Witten is crawling, terrorizing things/me, sitting & playing with his toys or whatever is within his reach, and feeding himself finger foods. Somebody tell him to knock it off, this isn't funny anymore. I will not admit that in less than two months he will turn one. I will not acknowledge it, even though I've already bought his birthday invitations. My last baby. My handsome guy. He is forbidden from growing up, and although its extremely dysfunctional he is free to live in my home where I will cook all of his meals until he is 40 years old. He doesn't need a wife and a grown up life, he's my baby.

Wednesday, May 8, 2013

House Pictures: Whoops, Almost Forgot My Bedroom

I took pictures of my bedroom long, long ago. But clearly my quest to vacuum everyday has interfered with posting them. That and my obsession with growing grass in my dirt front yard. So far the results are spotty at best, but I will keep on trucking. Must. Own. Grass.

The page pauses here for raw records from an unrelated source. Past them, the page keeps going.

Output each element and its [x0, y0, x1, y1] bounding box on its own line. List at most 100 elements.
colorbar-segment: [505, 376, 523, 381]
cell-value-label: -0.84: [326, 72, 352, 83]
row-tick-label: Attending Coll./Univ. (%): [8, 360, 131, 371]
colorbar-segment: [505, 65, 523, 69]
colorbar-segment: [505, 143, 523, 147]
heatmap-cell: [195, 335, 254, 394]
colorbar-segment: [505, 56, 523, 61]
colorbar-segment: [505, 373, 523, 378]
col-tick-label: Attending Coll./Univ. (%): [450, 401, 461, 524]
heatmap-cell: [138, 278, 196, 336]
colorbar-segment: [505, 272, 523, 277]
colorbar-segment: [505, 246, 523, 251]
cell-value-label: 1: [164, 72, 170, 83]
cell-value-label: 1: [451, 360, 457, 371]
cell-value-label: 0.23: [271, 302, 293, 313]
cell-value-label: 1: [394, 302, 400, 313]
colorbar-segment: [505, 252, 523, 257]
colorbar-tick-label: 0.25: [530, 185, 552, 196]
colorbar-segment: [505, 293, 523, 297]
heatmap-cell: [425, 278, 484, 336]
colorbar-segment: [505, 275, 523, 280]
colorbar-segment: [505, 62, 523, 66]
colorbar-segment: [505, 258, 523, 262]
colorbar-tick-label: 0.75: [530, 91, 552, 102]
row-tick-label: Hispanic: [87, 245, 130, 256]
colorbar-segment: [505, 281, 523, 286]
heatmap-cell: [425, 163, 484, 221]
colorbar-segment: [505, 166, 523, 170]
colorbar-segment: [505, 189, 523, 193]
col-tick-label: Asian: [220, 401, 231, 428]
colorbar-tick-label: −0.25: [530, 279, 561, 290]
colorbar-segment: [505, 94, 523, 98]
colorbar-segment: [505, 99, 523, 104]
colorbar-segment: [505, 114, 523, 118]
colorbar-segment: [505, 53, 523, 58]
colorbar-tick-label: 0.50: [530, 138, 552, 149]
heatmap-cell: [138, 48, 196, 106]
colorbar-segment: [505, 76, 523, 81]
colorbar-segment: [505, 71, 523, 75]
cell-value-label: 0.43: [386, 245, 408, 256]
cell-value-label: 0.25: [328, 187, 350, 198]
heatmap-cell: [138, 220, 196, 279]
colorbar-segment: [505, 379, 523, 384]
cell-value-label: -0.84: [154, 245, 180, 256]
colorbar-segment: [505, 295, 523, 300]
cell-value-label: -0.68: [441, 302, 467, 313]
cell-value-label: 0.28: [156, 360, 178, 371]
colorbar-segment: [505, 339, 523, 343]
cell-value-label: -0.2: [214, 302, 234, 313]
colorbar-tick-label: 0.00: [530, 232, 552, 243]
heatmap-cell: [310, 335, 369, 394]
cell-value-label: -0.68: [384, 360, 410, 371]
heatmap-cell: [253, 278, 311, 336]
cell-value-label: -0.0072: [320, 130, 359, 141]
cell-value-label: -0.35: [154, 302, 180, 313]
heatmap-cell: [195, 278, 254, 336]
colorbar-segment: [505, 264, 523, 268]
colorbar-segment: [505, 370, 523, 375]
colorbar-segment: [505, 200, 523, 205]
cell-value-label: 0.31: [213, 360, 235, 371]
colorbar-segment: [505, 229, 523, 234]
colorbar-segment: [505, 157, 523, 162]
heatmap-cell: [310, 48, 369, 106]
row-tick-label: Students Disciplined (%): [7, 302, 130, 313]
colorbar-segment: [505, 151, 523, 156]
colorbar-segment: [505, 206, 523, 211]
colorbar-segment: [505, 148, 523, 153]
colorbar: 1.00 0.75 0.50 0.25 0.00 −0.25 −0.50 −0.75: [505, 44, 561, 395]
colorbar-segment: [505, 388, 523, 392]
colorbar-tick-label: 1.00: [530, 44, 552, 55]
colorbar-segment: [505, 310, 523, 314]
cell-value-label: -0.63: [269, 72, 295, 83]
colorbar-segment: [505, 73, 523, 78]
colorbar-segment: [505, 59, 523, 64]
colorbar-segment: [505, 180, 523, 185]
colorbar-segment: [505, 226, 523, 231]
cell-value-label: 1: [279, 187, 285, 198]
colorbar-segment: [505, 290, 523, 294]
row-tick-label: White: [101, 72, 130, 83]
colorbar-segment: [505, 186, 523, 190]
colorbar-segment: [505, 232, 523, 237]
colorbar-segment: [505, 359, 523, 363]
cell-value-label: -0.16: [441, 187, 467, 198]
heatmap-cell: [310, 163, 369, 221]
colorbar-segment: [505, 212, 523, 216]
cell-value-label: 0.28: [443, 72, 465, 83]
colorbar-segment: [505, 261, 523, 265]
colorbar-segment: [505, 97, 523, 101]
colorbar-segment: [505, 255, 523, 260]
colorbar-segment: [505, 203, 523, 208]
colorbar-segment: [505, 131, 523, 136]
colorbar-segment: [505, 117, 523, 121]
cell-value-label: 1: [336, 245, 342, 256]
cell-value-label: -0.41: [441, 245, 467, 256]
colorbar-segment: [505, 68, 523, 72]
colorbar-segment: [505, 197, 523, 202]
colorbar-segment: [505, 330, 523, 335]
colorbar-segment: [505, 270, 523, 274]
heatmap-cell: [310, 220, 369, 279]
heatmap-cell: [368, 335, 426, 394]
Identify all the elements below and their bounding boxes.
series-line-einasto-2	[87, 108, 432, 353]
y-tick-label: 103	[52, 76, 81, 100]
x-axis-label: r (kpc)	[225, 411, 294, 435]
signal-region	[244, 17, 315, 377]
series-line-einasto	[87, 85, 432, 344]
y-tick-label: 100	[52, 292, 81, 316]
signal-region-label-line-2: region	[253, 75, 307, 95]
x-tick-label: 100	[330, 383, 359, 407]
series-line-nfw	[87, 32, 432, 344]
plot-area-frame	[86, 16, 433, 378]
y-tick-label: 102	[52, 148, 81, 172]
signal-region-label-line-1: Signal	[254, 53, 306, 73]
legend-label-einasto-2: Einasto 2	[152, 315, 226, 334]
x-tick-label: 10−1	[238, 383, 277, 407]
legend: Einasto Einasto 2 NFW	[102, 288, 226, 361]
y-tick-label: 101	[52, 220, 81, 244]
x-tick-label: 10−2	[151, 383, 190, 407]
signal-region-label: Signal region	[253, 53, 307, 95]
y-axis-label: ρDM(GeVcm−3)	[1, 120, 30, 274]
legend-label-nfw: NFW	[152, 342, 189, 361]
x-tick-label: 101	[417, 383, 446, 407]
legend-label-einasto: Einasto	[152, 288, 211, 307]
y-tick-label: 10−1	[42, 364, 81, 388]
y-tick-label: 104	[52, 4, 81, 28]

So....my room. Its not like a giant master suite with all this furniture and its own bathroom and crap. And really, I don't care. Its big enough for my stuff, has a super high powered ceiling fan that prevents David from insisting we have a big ugly fan in our room, and its cool and has a TV, cause sometimes the only thing I feel like doing is laying in my bed and watching TV, and I should have a place to do that.













Tuesday, May 7, 2013

Belated Blogging: A Field Trip

About two weeks ago Alana's class went on a field trip to the zoo. I went with the kindergarteners on the bus, because apparently I would like to eventually go crazy. David brought up Ava and Witten separately, because they like the zoo too. Who doesn't, right?

It was a pretty calm morning, all things considered. There were so many parents that drove up there separate from the bus that the amount of actual chaperoning that needed to be done was minimal, so we were free to go off separate with our own little group of kids and look at the zoo at a leisurely pace. The favorite animals among our group were the giraffes, the peacocks (which aren't actually an exhibit they just wander around the zoo), the baby elephant and two other midsized elephants who were fighting, and the otter (there are usually two, who knows where the other one was).

I am not one of those people that takes my camera to the zoo and takes 500 pictures of the animals. I know what lions look like, I don't need a bunch of pictures. That's what the internet is for, among other things. I do take my camera to take pictures of my wild children though, at an environment that isn't their normal one. Out of captivity.